第8章…side ブルー1


「じゃ、そろそろでかけようか。」

「そうですね。」



私は相変わらず穏やかな日々を過ごしていた。

少し前から私は店の奥の部屋を引き払い、セドリックの屋敷に住まわせてもらっている。

彼と生活を共にし、夕方近くになると、私達は毎日一緒にバーへ向かう。



先日、セドリックから養子になってもらえないかと持ちかけられた。

私と彼の関係はとてもうまくいっていたし、私がごく普通の人間であったなら断る理由はなかったかもしれない。

しかし、私は人間ではない…
いずれは、天界へ帰る身なのだ。

とはいえ、いまだにノワールの手掛りは何一つみつかってはいない。
こんなにも会えないということは、もしかしたら、私達は違う時代にいるのではないかと最近思い始めてきた。

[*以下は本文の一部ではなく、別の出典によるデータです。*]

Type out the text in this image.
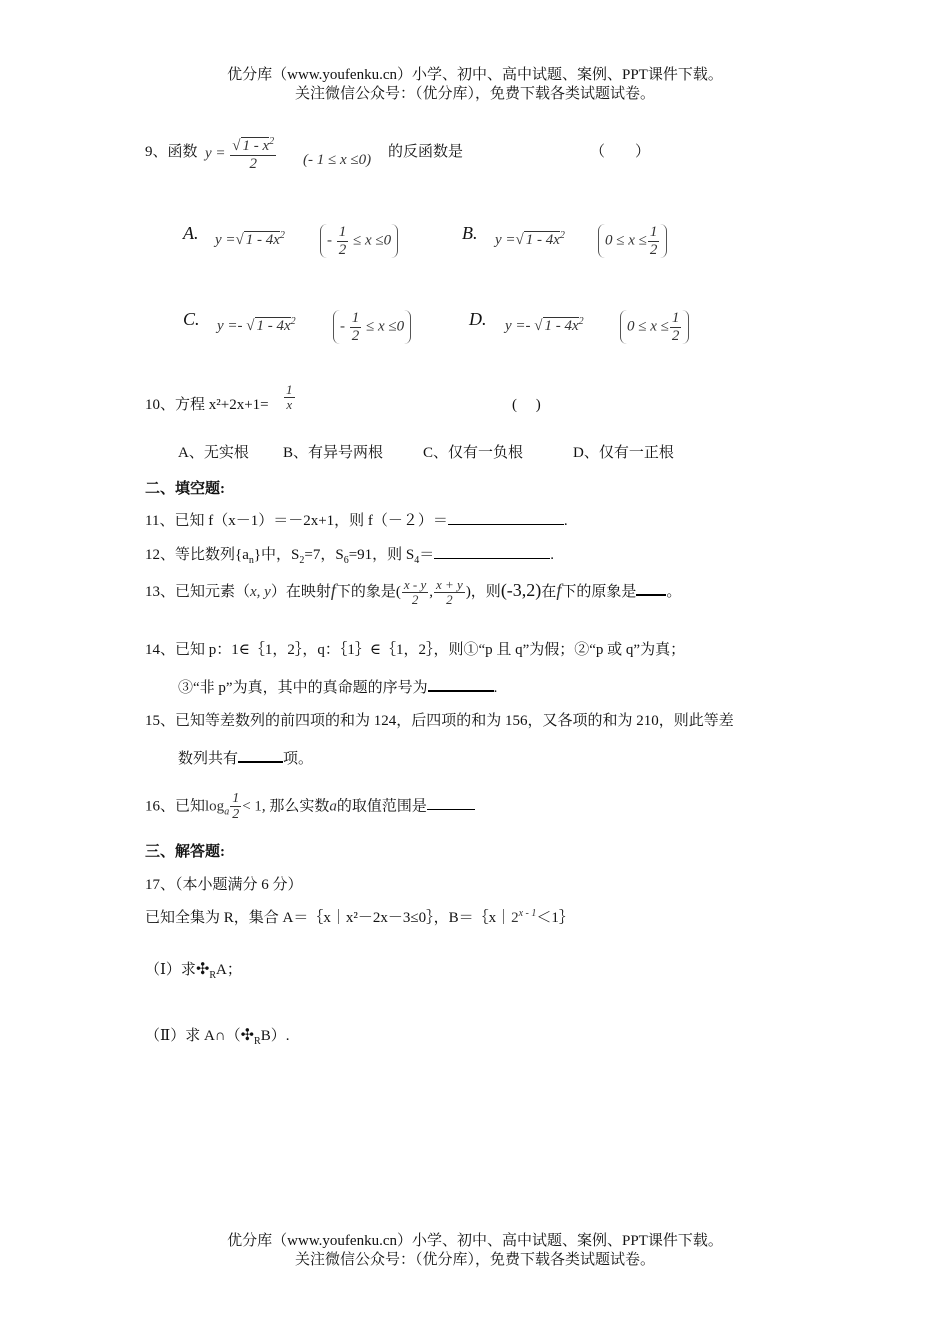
优分库（www.youfenku.cn）小学、初中、高中试题、案例、PPT课件下载。
关注微信公众号：（优分库），免费下载各类试题试卷。
9、函数 $y = \frac{√ 1 - x^2}{2}$ (- 1 ≤ x ≤0) 的反函数是	（　　）
A. y =√ $1 - 4x^2$	- $\frac{1}{2} \le x \le 0$	B. y =√ $1 - 4x^2$	$0 \le x \le \frac{1}{2}$
C. y =- √ $1 - 4x^2$	- $\frac{1}{2} \le x \le 0$	D. y =- √ $1 - 4x^2$	$0 \le x \le \frac{1}{2}$
10、方程 $x^2+2x+1= \frac{1}{x}$	(　 )
A、无实根 B、有异号两根	C、仅有一负根	D、仅有一正根
二、填空题:
11、已知 f（x－1）＝－2x+1，则 f（－２）＝	.
12、等比数列$\{a_n\}$中，$S_2=7$，$S_6=91$，则 $S_4=$	.
13、已知元素（x, y）在映射f下的象是( $\frac{x - y}{2}$ , $\frac{x + y}{2}$ )，则(-3,2)在f下的原象是 。
14、已知 p：1∈｛1，2｝，q：｛1｝∈｛1，2｝，则①“p 且 q”为假；②“p 或 q”为真；
③“非 p”为真，其中的真命题的序号为	.
15、已知等差数列的前四项的和为 124，后四项的和为 156，又各项的和为 210，则此等差
数列共有	项。
16、已知$\log_a \frac{1}{2} < 1$, 那么实数a的取值范围是
三、解答题:
17、（本小题满分 6 分）
已知全集为 R，集合 A＝｛x｜x²－2x－3≤0｝，$B=\{x|2^{x - 1}<1\}$
（Ⅰ）求$✣_RA$；
（Ⅱ）求 $A\cap(✣_RB)$.
优分库（www.youfenku.cn）小学、初中、高中试题、案例、PPT课件下载。
关注微信公众号：（优分库），免费下载各类试题试卷。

もしも、そうなら、ノワールに会えることはこの先もないかもしれない…
会えなければ、天界に戻れることも出来ない…

私は年を取らないのだからずっとは無理かもしれないが、しばらくの間なら、彼の言う通りにしてやることは出来る。

彼のためというだけではなく、そうすれば私自身も今よりもなお穏やかで安らかな日々を過ごしていけるのかもしれない…

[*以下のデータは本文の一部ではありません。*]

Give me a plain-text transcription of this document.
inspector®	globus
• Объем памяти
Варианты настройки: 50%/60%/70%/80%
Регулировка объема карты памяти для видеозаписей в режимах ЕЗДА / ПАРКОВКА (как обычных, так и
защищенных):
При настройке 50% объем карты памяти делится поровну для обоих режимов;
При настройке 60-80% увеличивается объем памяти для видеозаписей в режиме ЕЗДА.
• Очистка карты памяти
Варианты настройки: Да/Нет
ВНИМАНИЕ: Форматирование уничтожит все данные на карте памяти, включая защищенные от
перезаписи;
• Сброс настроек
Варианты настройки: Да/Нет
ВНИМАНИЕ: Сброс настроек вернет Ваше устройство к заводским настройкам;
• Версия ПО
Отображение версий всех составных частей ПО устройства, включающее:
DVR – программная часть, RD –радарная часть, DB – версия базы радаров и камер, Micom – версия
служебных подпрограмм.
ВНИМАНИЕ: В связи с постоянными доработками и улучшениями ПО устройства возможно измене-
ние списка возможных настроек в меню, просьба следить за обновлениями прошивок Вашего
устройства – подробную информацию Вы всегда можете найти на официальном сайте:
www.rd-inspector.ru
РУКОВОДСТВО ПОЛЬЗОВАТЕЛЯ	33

しかし、いずれは年を取らない私にセドリックは不信感を抱くだろうから、そうなれば彼の元を去らねばならない…
そんなことになるくらいなら、やはり養子になることを承諾しない方が良いようにも思えてくる…

私は心の奥でそんなことを考えては気持ちが揺れ動き、とにかくすぐに決断することは出来ず、双子の兄弟のことが解決するまで待ってほしいと彼に頼んだ。

彼はそんな私の気持ちを察してくれたのか「急ぐ事はない、じっくり考えてくれたら良い」と言ってくれた。